The relevance of BBB permeability in determining cognitive decline is thoroughly reported, despite the mechanisms lying behind this relationship are still not entirely cleared yet [13]. Indeed, the regulation of BBB permeability seems to be engaged by complex mechanisms that can favor cognitive worsening, including the development of brain capillary damage in the hippocampus, irrespective of amyloid and tau pathology [12]. At the same time, under certain circumstances, BBB modulation has been associated with regulatory or even homeostatic effects in response to disease progression [32, 38].

Our findings shed light on a new element of complexity related to the age of onset, as the importance of BBB permeability appears to be particularly significant in cLOAD. In this subgroup higher Qalb values, which increase in response to VRFs, are associated with steeper cognitive decline but also with lower levels of CSF t-tau. However, this ambivalent and eluding role of BBB integrity seems to be downsized by the limited effects of Qalb on ΔMMSE in this cohort, as shown by low goodness-of-fit in our regression analysis. Thus, it is possible that a harmful increase in Qalb could be an acceptable cost to be paid to mitigate neurodegeneration. In contrast, this buffer-like effect seems less effective in categories such as EOAD and vLOAD, in which compensatory events, including BBB modulation, could be hindered by faster degeneration and aging. Notably, in these subgroups, VRFs directly impact CSF t-tau levels, which in turn weigh on clinical course.

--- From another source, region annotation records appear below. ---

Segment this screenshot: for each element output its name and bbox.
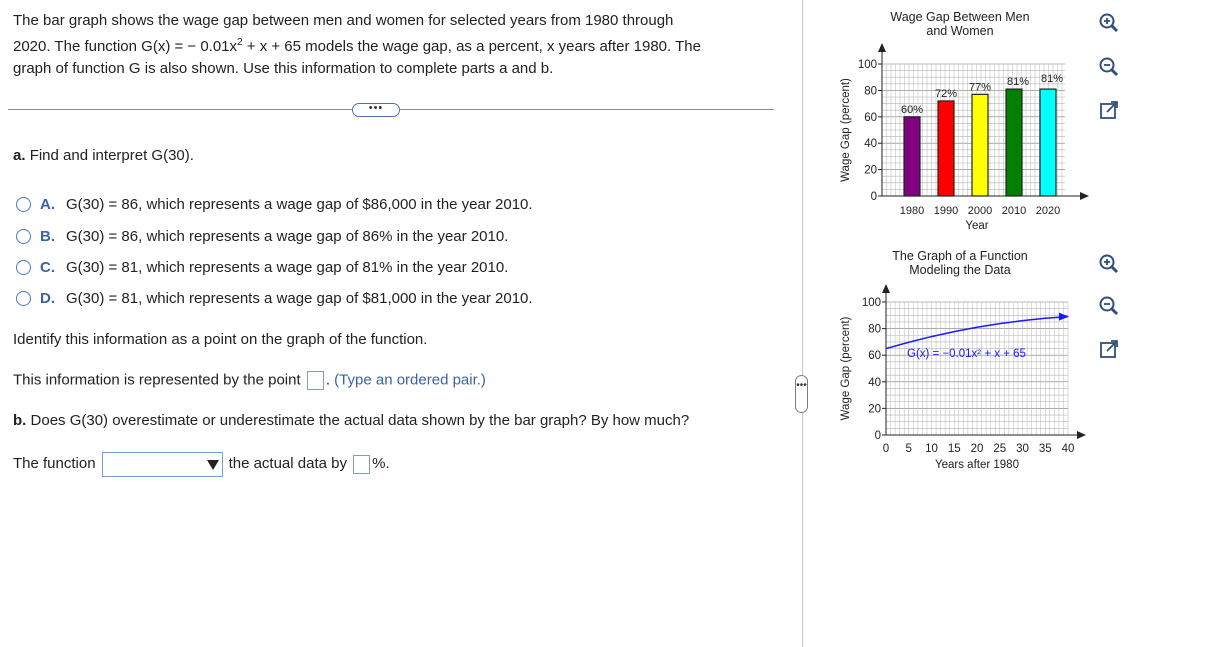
- chevron-down-icon: [207, 460, 219, 470]
- bar: [938, 101, 954, 196]
- resize-handle[interactable]: •••: [795, 375, 808, 413]
- chart-title: and Women: [926, 24, 994, 38]
- y-axis-arrow: [878, 43, 886, 52]
- choice-letter: B.: [40, 228, 55, 245]
- bar: [904, 117, 920, 196]
- function-label: G(x) = −0.01x² + x + 65: [907, 348, 1026, 360]
- x-tick-label: 30: [1016, 443, 1029, 455]
- part-b-text: Does G(30) overestimate or underestimate the actual data shown by the bar graph? By how much?: [30, 412, 690, 429]
- x-tick-label: 0: [882, 443, 890, 455]
- y-tick-label: 60: [864, 111, 877, 124]
- radio-button[interactable]: [16, 229, 31, 244]
- zoom-in-button-2[interactable]: [1098, 253, 1120, 275]
- choice-letter: C.: [40, 259, 55, 276]
- popout-icon: [1098, 99, 1120, 121]
- choice-text: G(30) = 81, which represents a wage gap of $81,000 in the year 2010.: [66, 290, 533, 307]
- x-tick-label: 15: [947, 443, 961, 455]
- zoom-out-button-2[interactable]: [1098, 295, 1120, 317]
- x-axis-label: Year: [965, 220, 989, 232]
- percent-answer-input[interactable]: [353, 455, 370, 474]
- data-label: 81%: [1040, 73, 1064, 86]
- intro-line-2b: + x + 65 models the wage gap, as a percent, x years after 1980. The: [242, 38, 701, 55]
- choice-text: G(30) = 86, which represents a wage gap of $86,000 in the year 2010.: [66, 196, 533, 213]
- problem-statement: [13, 10, 773, 80]
- estimate-dropdown[interactable]: [102, 452, 223, 477]
- x-axis-arrow: [1077, 431, 1086, 439]
- popout-button[interactable]: [1098, 99, 1120, 121]
- data-label: 77%: [968, 81, 992, 94]
- x-tick-label: 35: [1038, 443, 1052, 455]
- y-tick-label: 0: [870, 191, 877, 203]
- choice-text: G(30) = 81, which represents a wage gap of 81% in the year 2010.: [66, 259, 509, 276]
- function-prefix: The function: [13, 455, 96, 472]
- part-b-prompt: [13, 412, 689, 429]
- part-a-text: Find and interpret G(30).: [29, 147, 194, 164]
- part-b-label: b.: [13, 412, 27, 429]
- choice-b[interactable]: [16, 228, 508, 245]
- function-suffix: %.: [372, 455, 390, 472]
- y-tick-label: 0: [874, 430, 881, 442]
- choice-text: G(30) = 86, which represents a wage gap of 86% in the year 2010.: [66, 228, 509, 245]
- x-tick-label: 2010: [1001, 205, 1027, 217]
- y-tick-label: 20: [864, 164, 877, 177]
- point-answer-input[interactable]: [307, 371, 324, 390]
- x-tick-label: 25: [993, 443, 1007, 455]
- chart-title: Wage Gap Between Men: [890, 10, 1030, 24]
- data-label: 60%: [900, 103, 924, 116]
- charts-area: [820, 0, 1090, 480]
- point-suffix: .: [325, 371, 330, 389]
- y-tick-label: 60: [868, 350, 881, 363]
- point-answer-row: [13, 371, 486, 390]
- y-axis-arrow: [882, 284, 890, 293]
- panel-divider: [802, 0, 803, 647]
- intro-line-2: [13, 32, 773, 58]
- y-tick-label: 100: [861, 297, 881, 309]
- zoom-out-button[interactable]: [1098, 56, 1120, 78]
- data-label: 81%: [1006, 76, 1030, 89]
- bar: [1006, 89, 1022, 196]
- zoom-out-icon: [1098, 295, 1120, 317]
- chart-title: Modeling the Data: [909, 263, 1011, 277]
- intro-line-2a: 2020. The function G(x) = − 0.01x: [13, 38, 238, 55]
- x-tick-label: 20: [970, 443, 984, 455]
- identify-text: Identify this information as a point on the graph of the function.: [13, 331, 428, 348]
- y-tick-label: 80: [868, 323, 881, 336]
- choice-letter: A.: [40, 196, 55, 213]
- y-tick-label: 40: [864, 138, 877, 151]
- more-button[interactable]: •••: [352, 103, 400, 117]
- x-axis-label: Years after 1980: [935, 459, 1019, 471]
- choice-d[interactable]: [16, 290, 533, 307]
- bar: [1040, 89, 1056, 196]
- radio-button[interactable]: [16, 291, 31, 306]
- zoom-in-icon: [1098, 12, 1120, 34]
- y-tick-label: 100: [857, 59, 877, 71]
- x-tick-label: 40: [1061, 443, 1075, 455]
- intro-line-3: graph of function G is also shown. Use this information to complete parts a and b.: [13, 60, 554, 77]
- x-tick-label: 2020: [1035, 205, 1061, 217]
- x-tick-label: 10: [925, 443, 938, 455]
- intro-line-1: The bar graph shows the wage gap between men and women for selected years from 1980 through: [13, 12, 674, 29]
- radio-button[interactable]: [16, 197, 31, 212]
- y-axis-label: Wage Gap (percent): [840, 78, 852, 182]
- choice-a[interactable]: [16, 196, 533, 213]
- x-axis-arrow: [1080, 192, 1089, 200]
- part-a-prompt: [13, 147, 194, 164]
- data-label: 72%: [934, 87, 958, 100]
- point-hint: (Type an ordered pair.): [334, 371, 486, 389]
- y-tick-label: 20: [868, 403, 881, 416]
- choice-letter: D.: [40, 290, 55, 307]
- function-mid: the actual data by: [228, 455, 347, 472]
- x-tick-label: 2000: [967, 205, 993, 217]
- chart-title: The Graph of a Function: [892, 249, 1028, 263]
- section-divider: [8, 102, 774, 114]
- part-a-label: a.: [13, 147, 26, 164]
- y-tick-label: 80: [864, 85, 877, 98]
- zoom-in-button[interactable]: [1098, 12, 1120, 34]
- x-tick-label: 1990: [933, 205, 959, 217]
- bar-chart: [840, 10, 1089, 232]
- bar: [972, 94, 988, 196]
- choice-c[interactable]: [16, 259, 508, 276]
- zoom-out-icon: [1098, 56, 1120, 78]
- line-chart: [840, 249, 1086, 471]
- popout-icon: [1098, 338, 1120, 360]
- radio-button[interactable]: [16, 260, 31, 275]
- popout-button-2[interactable]: [1098, 338, 1120, 360]
- point-prefix: This information is represented by the point: [13, 371, 301, 389]
- exponent: 2: [237, 37, 243, 48]
- y-tick-label: 40: [868, 376, 881, 389]
- x-tick-label: 1980: [899, 205, 925, 217]
- y-axis-label: Wage Gap (percent): [840, 316, 852, 421]
- curve-arrow: [1059, 313, 1069, 321]
- x-tick-label: 5: [905, 443, 912, 455]
- zoom-in-icon: [1098, 253, 1120, 275]
- function-answer-row: [13, 451, 390, 477]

In summary, these results show that cumulative vascular risk does not seem to directly impact cognitive decline in AD, but rather, it could support the progression of neurodegeneration in both younger and very old patients with AD. Instead, in patients debuting in the classic age range – 65 to 75 - the effects of VRFs seem to induce increased BBB permeability, which is a determinant of cognitive worsening while also partially acting as a buffer against neurodegeneration.

Limitations

This study has limitations, such as the lack of a more detailed neuropsychological follow-up. Indeed, previous literature reported summative effects of amyloid plaques and CVP on longitudinal executive functions [39], and expanding our analysis to explore this matter further will be important. Also, verifying the presence of these associations on more selected groups of patients, such as carriers of APOE ε3 over ε4 genotype, and exploring the differential effects of strictly vascular (i.e., hypertension, hypercholesterolemia) and more metabolic (i.e., diabetes, BMI) risk factors could be relevant [40]. Moreover, the paucity of our sample size– especially for some of the subgroups in the longitudinal study (i.e. EOAD and vLOAD) – did not allow us to fully address the impact of each individual VRFs on cognitive decline.

In addition, the effects of other vascular changes, such as white matter hyperintensities, lacunes, and microhemorrhages, have not been discussed in this study. Widening the analysis to a more extended cohort including multimodal measurements of neurodegenerative processes, such as neurofilament light chains or MRI measurements, will be crucial both to reinforce and expand our findings.